“American politics is dominated by an enduring myth,” writes author Peter Collier—the myth “that Democrats are the party of the common man, the voiceless, the powerless, the poor. That if you care about what happens to the least among us, you will cast your vote in the Democratic column.”
But as Collier also points out, the vast majority of America’s voiceless, powerless, and impoverished people are concentrated in cities that have been run exclusively by Democrats for decades—even generations—without interruption. These are cities where stratospheric rates of crime, poverty, unemployment, out-of-wedlock births, homes without fathers and failed school systems have become a way of life—along with oppressive and confiscatory taxes whose only discernible achievement is to keep the leaky ship of city government afloat for as long as possible before it is inevitably capsized by economic and social calamity.
Minneapolis, Minnesota is perhaps the least likely case in point. Camouflaged by the state as a whole, a synonym for plainspoken stability, it is just one of the many American cities that were once thriving centers of industry, prosperity and optimism—until Democrats took them over. Since 1978, Minneapolis has been governed exclusively by mayors from the Democratic Farmer Labor Party (DFLP)—the state affiliate of the Democratic Party. Prior to this long era of Democratic dominance, Minneapolis’ poverty rate was consistently lower than the national average. Throughout the 1980s, when the trickle down of the Reagan economic boom had a positive effect on cities nationwide, Minneapolis shared in these good times, adding some 3,000 new jobs to its downtown area each year from 1981-87. As of 1983, only 8% of the city’s metropolitan-area population lived below the poverty level, as compared to approximately 15% of the national population.

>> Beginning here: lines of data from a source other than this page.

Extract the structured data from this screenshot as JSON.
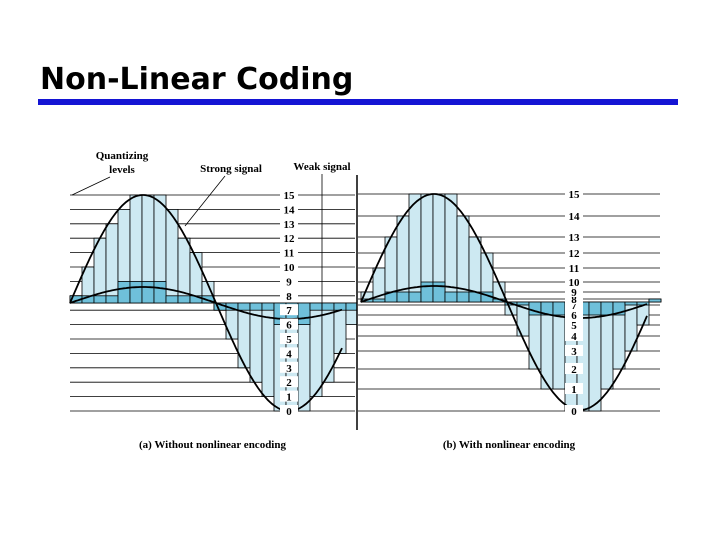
{
  "title": "Non-Linear Coding",
  "annotations": {
    "quantizing_levels": [
      "Quantizing",
      "levels"
    ],
    "strong_signal": "Strong signal",
    "weak_signal": "Weak signal"
  },
  "panels": [
    {
      "levels": [
        0,
        1,
        2,
        3,
        4,
        5,
        6,
        7,
        8,
        9,
        10,
        11,
        12,
        13,
        14,
        15
      ],
      "caption": "(a) Without nonlinear encoding"
    },
    {
      "levels": [
        0,
        1,
        2,
        3,
        4,
        5,
        6,
        7,
        8,
        9,
        10,
        11,
        12,
        13,
        14,
        15
      ],
      "caption": "(b) With nonlinear encoding"
    }
  ]
}
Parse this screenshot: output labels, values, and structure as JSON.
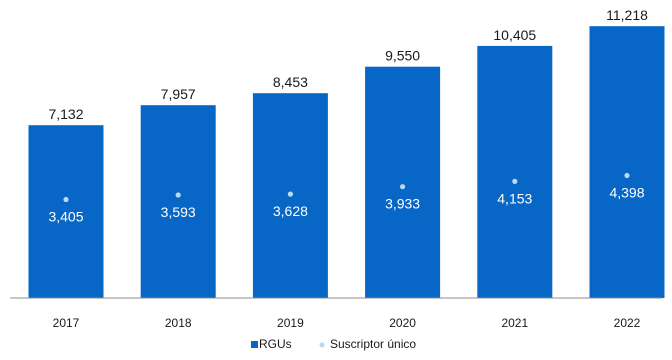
{
  "chart_data": {
    "type": "bar",
    "categories": [
      "2017",
      "2018",
      "2019",
      "2020",
      "2021",
      "2022"
    ],
    "series": [
      {
        "name": "RGUs",
        "kind": "bar",
        "values": [
          7132,
          7957,
          8453,
          9550,
          10405,
          11218
        ],
        "labels": [
          "7,132",
          "7,957",
          "8,453",
          "9,550",
          "10,405",
          "11,218"
        ]
      },
      {
        "name": "Suscriptor único",
        "kind": "scatter",
        "values": [
          3405,
          3593,
          3628,
          3933,
          4153,
          4398
        ],
        "labels": [
          "3,405",
          "3,593",
          "3,628",
          "3,933",
          "4,153",
          "4,398"
        ]
      }
    ],
    "ylim": [
      0,
      12000
    ],
    "grid": false,
    "legend_position": "bottom-center"
  },
  "colors": {
    "bar": "#0866c6",
    "marker": "#bcd9f2",
    "axis": "#8c8c8c"
  }
}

But by 1988, then-mayor Donald Fraser—a member of the DFLP—had grown troubled by the stark contrast he saw between the majority of his city and who were thriving economically, and a number of African-American neighborhoods where crime, teenage pregnancy, and welfare dependency were experiencing a growth spurt. Taking a page out of the same playbook other big city Democrat mayors were using, Fraser believed that the cure was redistribution of income. He decided to revamp the way in which social-welfare expenditures were allocated and believed, specifically, that federal and local agencies needed to focus more of their resources on the economic problems confronting unwed mothers (who were disproportionately black) and their children.